To this day Tony Khan thinks Fulham had a good transfer window in the summer of 2018. Which is sweet. The untrained eye might be tempted to regard the £100m spent on Jean Michaël Seri, André-Frank Zambo Anguissa, Alfie Mawson, Andre Schürrle and at least half a dozen others as one of the great spending failures of the modern Premier League era. Particularly when you consider what happened next: relegation with 26 points, three separate managers and a full-blown fistfight between Aleksandar Mitrovic and Aboubakar Kamara that apparently began during meditation in a team yoga session.
For Khan, the investment made in 2018 – which also included Mitrovic and Joe Bryan, who scored the winning goal in the 2020 playoff final – was a key reason Fulham were back in the Premier League two years later. “We spent on the future,” he said. “I am very happy with the players I bought.” Which encapsulates the dilemma for promoted clubs when it comes to navigating the market. How far do you go in trying to chase the dream? How much is too much? And to what extent are you preparing not merely for a tilt at the top tier but the likely relegation that follows?
With the transfer window having been open for almost a month, the early evidence is that this year’s crop of promoted clubs are treating Fulham’s effort in 2018 as a cautionary tale rather than a model to follow. This includes Fulham themselves, where the unhurried pace of business has apparently been a source of some irritation for manager Marco Silva. João Palhinha has arrived from Sporting, with Manchester United’s Andreas Pereira likely to follow. Bournemouth have been more frugal still, with only two free transfers completed and manager, Scott Parker, warning fans not to expect big signings.
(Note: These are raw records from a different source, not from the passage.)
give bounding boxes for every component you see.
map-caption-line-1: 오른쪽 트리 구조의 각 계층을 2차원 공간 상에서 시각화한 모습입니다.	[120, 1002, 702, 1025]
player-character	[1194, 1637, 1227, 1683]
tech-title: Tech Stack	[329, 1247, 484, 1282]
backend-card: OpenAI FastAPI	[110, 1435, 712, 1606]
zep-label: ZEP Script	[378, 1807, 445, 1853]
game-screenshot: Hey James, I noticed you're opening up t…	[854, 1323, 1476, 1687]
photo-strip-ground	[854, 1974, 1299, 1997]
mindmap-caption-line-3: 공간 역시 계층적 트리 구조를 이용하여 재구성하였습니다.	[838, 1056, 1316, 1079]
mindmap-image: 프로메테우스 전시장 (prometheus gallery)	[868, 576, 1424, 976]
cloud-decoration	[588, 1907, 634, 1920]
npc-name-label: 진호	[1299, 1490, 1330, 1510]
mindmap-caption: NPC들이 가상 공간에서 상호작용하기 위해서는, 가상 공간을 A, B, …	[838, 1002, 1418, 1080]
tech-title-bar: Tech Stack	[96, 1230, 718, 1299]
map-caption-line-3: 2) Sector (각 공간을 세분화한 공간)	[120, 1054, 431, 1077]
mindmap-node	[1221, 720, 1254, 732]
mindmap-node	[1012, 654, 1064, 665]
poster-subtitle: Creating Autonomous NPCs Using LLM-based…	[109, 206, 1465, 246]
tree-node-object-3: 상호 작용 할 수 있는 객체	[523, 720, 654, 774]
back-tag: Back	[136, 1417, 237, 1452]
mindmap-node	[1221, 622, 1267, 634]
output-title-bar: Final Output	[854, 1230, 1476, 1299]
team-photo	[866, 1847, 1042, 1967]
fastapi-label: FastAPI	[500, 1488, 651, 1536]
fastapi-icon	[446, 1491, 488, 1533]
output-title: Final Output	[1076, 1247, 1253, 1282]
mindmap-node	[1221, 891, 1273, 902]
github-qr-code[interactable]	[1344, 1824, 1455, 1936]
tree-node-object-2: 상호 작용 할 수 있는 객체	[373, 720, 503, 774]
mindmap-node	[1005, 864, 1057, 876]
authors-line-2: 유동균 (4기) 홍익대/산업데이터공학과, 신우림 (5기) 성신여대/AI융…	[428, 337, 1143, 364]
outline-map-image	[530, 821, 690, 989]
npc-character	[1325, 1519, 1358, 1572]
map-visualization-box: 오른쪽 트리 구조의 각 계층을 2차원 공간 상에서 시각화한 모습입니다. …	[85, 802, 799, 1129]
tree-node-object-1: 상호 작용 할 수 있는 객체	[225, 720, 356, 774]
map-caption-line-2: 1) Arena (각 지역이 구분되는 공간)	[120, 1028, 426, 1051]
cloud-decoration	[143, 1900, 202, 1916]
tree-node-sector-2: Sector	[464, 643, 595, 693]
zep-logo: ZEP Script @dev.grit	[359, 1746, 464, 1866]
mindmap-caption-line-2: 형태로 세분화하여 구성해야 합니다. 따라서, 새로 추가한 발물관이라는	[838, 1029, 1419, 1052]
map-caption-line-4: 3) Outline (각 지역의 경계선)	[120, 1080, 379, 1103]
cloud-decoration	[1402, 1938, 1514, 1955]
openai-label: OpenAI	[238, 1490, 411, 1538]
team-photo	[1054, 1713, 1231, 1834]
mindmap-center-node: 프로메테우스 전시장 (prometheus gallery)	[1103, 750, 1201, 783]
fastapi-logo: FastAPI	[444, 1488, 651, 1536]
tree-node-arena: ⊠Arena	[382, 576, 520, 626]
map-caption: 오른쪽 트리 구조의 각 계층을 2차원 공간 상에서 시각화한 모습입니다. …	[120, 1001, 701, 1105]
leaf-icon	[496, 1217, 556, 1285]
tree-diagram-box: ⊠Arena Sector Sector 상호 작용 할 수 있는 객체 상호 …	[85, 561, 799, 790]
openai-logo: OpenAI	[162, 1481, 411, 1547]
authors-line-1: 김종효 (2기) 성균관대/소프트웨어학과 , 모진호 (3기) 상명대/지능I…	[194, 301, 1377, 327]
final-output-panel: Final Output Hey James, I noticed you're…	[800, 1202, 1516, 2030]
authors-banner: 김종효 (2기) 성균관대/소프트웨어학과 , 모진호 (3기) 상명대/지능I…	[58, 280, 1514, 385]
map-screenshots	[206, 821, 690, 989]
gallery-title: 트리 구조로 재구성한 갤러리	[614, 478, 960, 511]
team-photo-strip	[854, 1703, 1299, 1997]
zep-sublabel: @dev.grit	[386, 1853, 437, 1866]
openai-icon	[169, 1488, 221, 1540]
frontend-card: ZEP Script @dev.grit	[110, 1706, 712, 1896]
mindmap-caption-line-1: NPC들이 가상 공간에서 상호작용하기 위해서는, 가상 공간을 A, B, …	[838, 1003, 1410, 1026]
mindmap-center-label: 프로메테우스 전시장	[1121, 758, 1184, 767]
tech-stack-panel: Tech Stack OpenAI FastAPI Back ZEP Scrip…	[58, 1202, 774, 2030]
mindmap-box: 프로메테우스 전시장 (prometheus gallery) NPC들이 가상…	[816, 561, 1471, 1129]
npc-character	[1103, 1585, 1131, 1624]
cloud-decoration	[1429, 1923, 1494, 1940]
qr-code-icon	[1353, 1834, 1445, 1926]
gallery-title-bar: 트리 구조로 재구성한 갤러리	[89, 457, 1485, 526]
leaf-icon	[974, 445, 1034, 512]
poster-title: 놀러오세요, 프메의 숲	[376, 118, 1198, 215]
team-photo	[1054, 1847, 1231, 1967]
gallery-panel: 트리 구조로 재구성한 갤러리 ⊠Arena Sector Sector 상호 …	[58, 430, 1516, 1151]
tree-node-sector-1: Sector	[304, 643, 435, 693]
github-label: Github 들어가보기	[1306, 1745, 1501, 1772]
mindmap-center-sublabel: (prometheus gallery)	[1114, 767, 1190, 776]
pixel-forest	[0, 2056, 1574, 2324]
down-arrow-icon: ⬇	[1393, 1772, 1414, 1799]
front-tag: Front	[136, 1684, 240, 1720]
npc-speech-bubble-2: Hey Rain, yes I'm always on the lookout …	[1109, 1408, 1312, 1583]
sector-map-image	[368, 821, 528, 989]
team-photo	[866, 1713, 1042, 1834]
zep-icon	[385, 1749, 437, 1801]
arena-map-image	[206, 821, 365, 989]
Of course, Parker was a veteran of Fulham’s car-crash relegation season and knows the ruinous consequences of a poorly judged spending spree better than anyone. “The money at Fulham wasn’t spent right,” he said in an interview with the Times in May. “You can spend it on players not used to the level. A lot of things have to line up. Dean Smith spent £150m with [Aston] Villa [in 2019] and they stayed up on the last day of the season. In an ideal world I’d spend £100m, but I can’t do that. The reality is that it’s going to be a tough year.”
Fulham are not the only team to have suffered buyers’ remorse. Last summer Norwich were the biggest spenders of the promoted clubs, blowing over £40m on Milot Rashica, Christos Tzolis, Josh Sargent and Dimitrios Giannoulis. It’s fine if you haven’t heard of any of them, by the way: none of them did very much. Watford made 14 signings, of whom only four reached double-figure appearances in the Premier League. They followed Norwich back down to the Championship. Meanwhile Brentford, who have run a transfer profit in six of the past seven seasons, comfortably stayed up.
Then there is the other end of the bargain: while the promoted club is desperately trying to plug holes, they remain vulnerable to getting picked off themselves. Norwich’s scattergun pursuit of signings was in large part a pre-emptive panic spurred by the loss of Emi Buendía to Aston Villa. Fulham have already lost their exciting teenage winger Fábio Carvalho to Liverpool. Nottingham Forest have lost Brice Samba to Lens. And of the three promoted clubs it is perhaps Forest who are in the most delicate position, torn between throwing everything at their first Premier League campaign in 23 years, and the sort of judicious prudence that got them there in the first place.
So far Forest have made four signings: goalkeeper Dean Henderson on loan, Giulian Biancone and Moussa Niakhaté in defence and striker Taiwo Awoniyi for £17.5m from Union Berlin. What links them all is a profile: young (between 22 and 26), paid modest wages, largely unproven at the top level and with plenty of residual value in a future Championship promotion campaign. This is what the club’s chief executive, Dane Murphy, calls “balanced and purposeful investment” – each-way bets that may pay out immediately but won’t burn the club if they don’t work out.
Forest and Bournemouth’s recruitment this summer – and Fulham’s to an extent – suggests that promoted clubs are increasingly planning for failure as well as for success. Which sounds fatalistic, but with the gap between the top two divisions widening every season, is just sound business sense. Seven of the past 12 teams to come up from the Championship have gone down the next year. Only clubs with the very deepest pockets – Wolves in 2018, Villa in 2019, Leeds in 2020 – can afford to buy on a Premier League budget.
As the Norwich sporting director, Stuart Webber, put it this summer: “We can’t just sign five 30-year-olds in the hope of staying in the league, because if it goes wrong we won’t have a football club.” And really, this is the reality for clubs at that level. The astronomical sum of money required to even contemplate establishing a club in the Premier League makes the whole enterprise a gamble. Or, put another way: the method most likely to bridge the gap is also the method most likely to lead you to disaster.